Jonathan G. Katz, Secretary

Securities and Exchange Commission

450 5th Street, N.W.

Washington, DC 20549-6009

Re: Proposed Amendment to Rule 102(e) of the Commission’s Rules of Practice

File Reference No. S7-16-98

Dear Mr. Katz:

FPL Group, Inc. (the Company) is pleased to comment on your proposed amendment to Rule 102(e) of the Commission’s Rules of Practice. The Company employs a number of professionals and obtains services from accountants in public practice who would be affected by such a proposal. The Company, an SEC registrant, is the parent company of Florida Power & Light Company, an investor-owned electric utility serving about half the population of Florida.

Rule 102(e) authorizes the Commission to censure, suspend or bar persons who practice before it for several reasons, including persons who engage in unethical or improper professional conduct. The proposed amendment seeks to further define the phrase "improper professional conduct" as it relates to accountants specifically.

We agree with the Commission’s attempt to provide greater clarity and consistency regarding the application of Rule 102(e). However, the proposed amendment, which speaks specifically to when accountants engage in "improper professional conduct", appears too broad and ambiguous, and could allow the Commission the ability to sanction professionals for good faith differences of opinion about what professional standards require, or for inadvertent errors or occasional negligent mistakes in the application of professional standards. We believe the focus of the proposed amendment should be on the underlying purpose of this rule which is to protect the integrity of the Commission’s processes, rather than engage in substantive regulation of accounting.

Areas of concern regarding the proposed amendment include the following:

The amendment as proposed expressly incorporates the Commission’s reliance on a negligence standard and it contemplates that an accountant may be disciplined for even a single violation that presents a substantial risk. We do not believe that mere misjudgments or negligence necessarily establishes either professional incompetence warranting Commission disciplinary action or the likelihood of future danger to the Commission’s processes. While a harmless judgment error or immaterial mistake should not trigger a violation proceeding, reckless and specific negligent misconduct may require Commission action to protect the integrity of the Commission’s processes and the interests of the investing public.

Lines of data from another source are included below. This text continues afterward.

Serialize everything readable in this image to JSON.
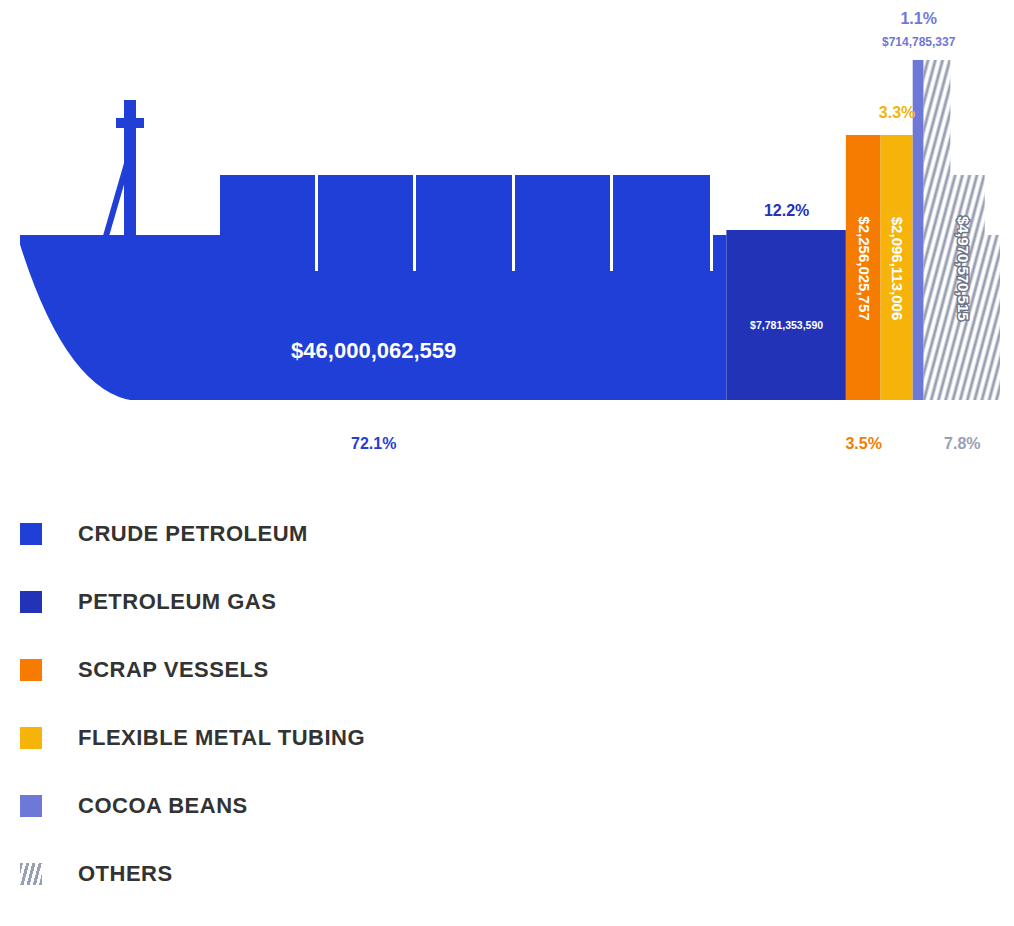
{
  "chart_data": {
    "type": "bar",
    "orientation": "horizontal",
    "stacked": true,
    "data_labels": true,
    "tick_labels": false,
    "legend": "bottom",
    "categories": [
      "CRUDE PETROLEUM",
      "PETROLEUM GAS",
      "SCRAP VESSELS",
      "FLEXIBLE METAL TUBING",
      "COCOA BEANS",
      "OTHERS"
    ],
    "values": [
      46000062559,
      7781353590,
      2256025757,
      2096113006,
      714785337,
      4970570515
    ],
    "value_labels": [
      "$46,000,062,559",
      "$7,781,353,590",
      "$2,256,025,757",
      "$2,096,113,006",
      "$714,785,337",
      "$4,970,570,515"
    ],
    "share_labels": [
      "72.1%",
      "12.2%",
      "3.5%",
      "3.3%",
      "1.1%",
      "7.8%"
    ],
    "colors": [
      "#1f3fd6",
      "#2233b8",
      "#f57c00",
      "#f6b30a",
      "#6e78d6",
      "#9aa0b4"
    ],
    "xlim": [
      0,
      63818910764
    ]
  }
}
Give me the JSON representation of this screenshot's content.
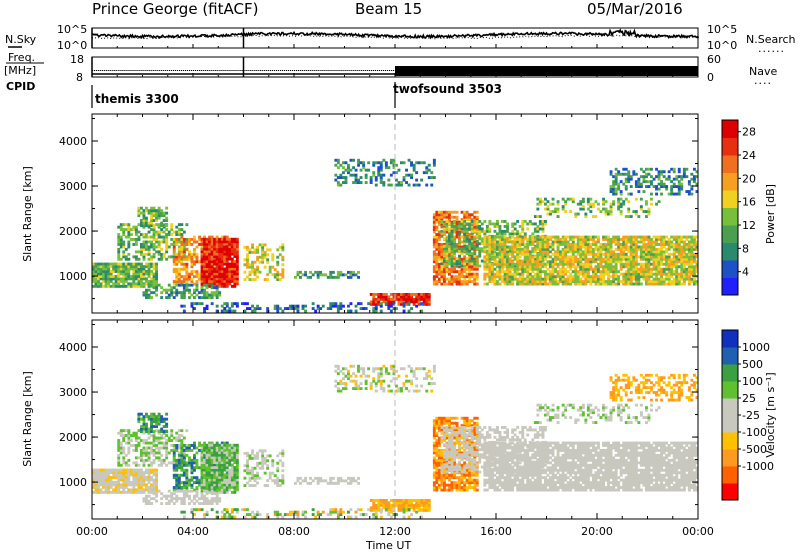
{
  "header": {
    "station": "Prince George (fitACF)",
    "beam": "Beam 15",
    "date": "05/Mar/2016"
  },
  "side_labels": {
    "nsky": "N.Sky",
    "freq": "Freq.",
    "mhz": "[MHz]",
    "cpid": "CPID",
    "nsearch": "N.Search",
    "nave": "Nave",
    "dots": "......",
    "dots_short": "...."
  },
  "top_axes": {
    "noise_ticks_left": [
      "10^5",
      "10^0"
    ],
    "noise_ticks_right": [
      "10^5",
      "10^0"
    ],
    "freq_ticks_left": [
      "18",
      "8"
    ],
    "nave_ticks_right": [
      "60",
      "0"
    ]
  },
  "cpid": [
    {
      "name": "themis 3300",
      "start_hour": 0
    },
    {
      "name": "twofsound 3503",
      "start_hour": 12
    }
  ],
  "colors": {
    "power": [
      "#2020ff",
      "#1e50c8",
      "#2a8a6e",
      "#4aa050",
      "#78c03c",
      "#f0d020",
      "#f5a020",
      "#f07020",
      "#e83010",
      "#dd0000"
    ],
    "velocity": [
      "#ff0000",
      "#ff6000",
      "#ff9a20",
      "#ffc000",
      "#c8c8be",
      "#c8c8be",
      "#60c030",
      "#3aa040",
      "#2060b0",
      "#1030c0"
    ]
  },
  "chart_data": [
    {
      "type": "heatmap",
      "ylabel": "Slant Range [km]",
      "xlim": [
        0,
        24
      ],
      "ylim": [
        180,
        4600
      ],
      "yticks": [
        1000,
        2000,
        3000,
        4000
      ],
      "xticks": [
        "00:00",
        "04:00",
        "08:00",
        "12:00",
        "16:00",
        "20:00",
        "00:00"
      ],
      "colorbar": {
        "label": "Power [dB]",
        "ticks": [
          "4",
          "8",
          "12",
          "16",
          "20",
          "24",
          "28"
        ],
        "range": [
          0,
          30
        ]
      }
    },
    {
      "type": "heatmap",
      "ylabel": "Slant Range [km]",
      "xlabel": "Time UT",
      "xlim": [
        0,
        24
      ],
      "ylim": [
        180,
        4600
      ],
      "yticks": [
        1000,
        2000,
        3000,
        4000
      ],
      "xticks": [
        "00:00",
        "04:00",
        "08:00",
        "12:00",
        "16:00",
        "20:00",
        "00:00"
      ],
      "colorbar": {
        "label": "Velocity [m s⁻¹]",
        "ticks": [
          "1000",
          "500",
          "100",
          "25",
          "-25",
          "-100",
          "-500",
          "-1000"
        ]
      }
    }
  ]
}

The nature of accountants’ work, like other professionals subject to Rule 102(e), is to make judgement calls after considering many complex statutory and regulatory requirements, as well as applying established accounting and auditing standards. These determinations demand the application of independent professional judgment and involve matters of fact at a point in time, without the benefit of hindsight. Also, the professions are regulated according to rigorous ethical rules enforced by professional societies and state licensing boards. Matters of concern regarding ethical and professional responsibility are more properly dealt with by professional organizations. The Commission’s role is better served by disciplining those unscrupulous or incompetent practitioners that harm the integrity of its processes.

The relationship between accountants and both their employer and their independent accountants could be impaired in an environment that restricts accountants in the free exercise of their judgment. Accountants should have every incentive to exercise their objective professional judgment and advise their clients without fear that doing so will subject them to inappropriate sanctions based upon second guessing and overly broad, vague standards.

We thank you for the opportunity to comment on the proposed amendment. Your consideration of our comments is appreciated.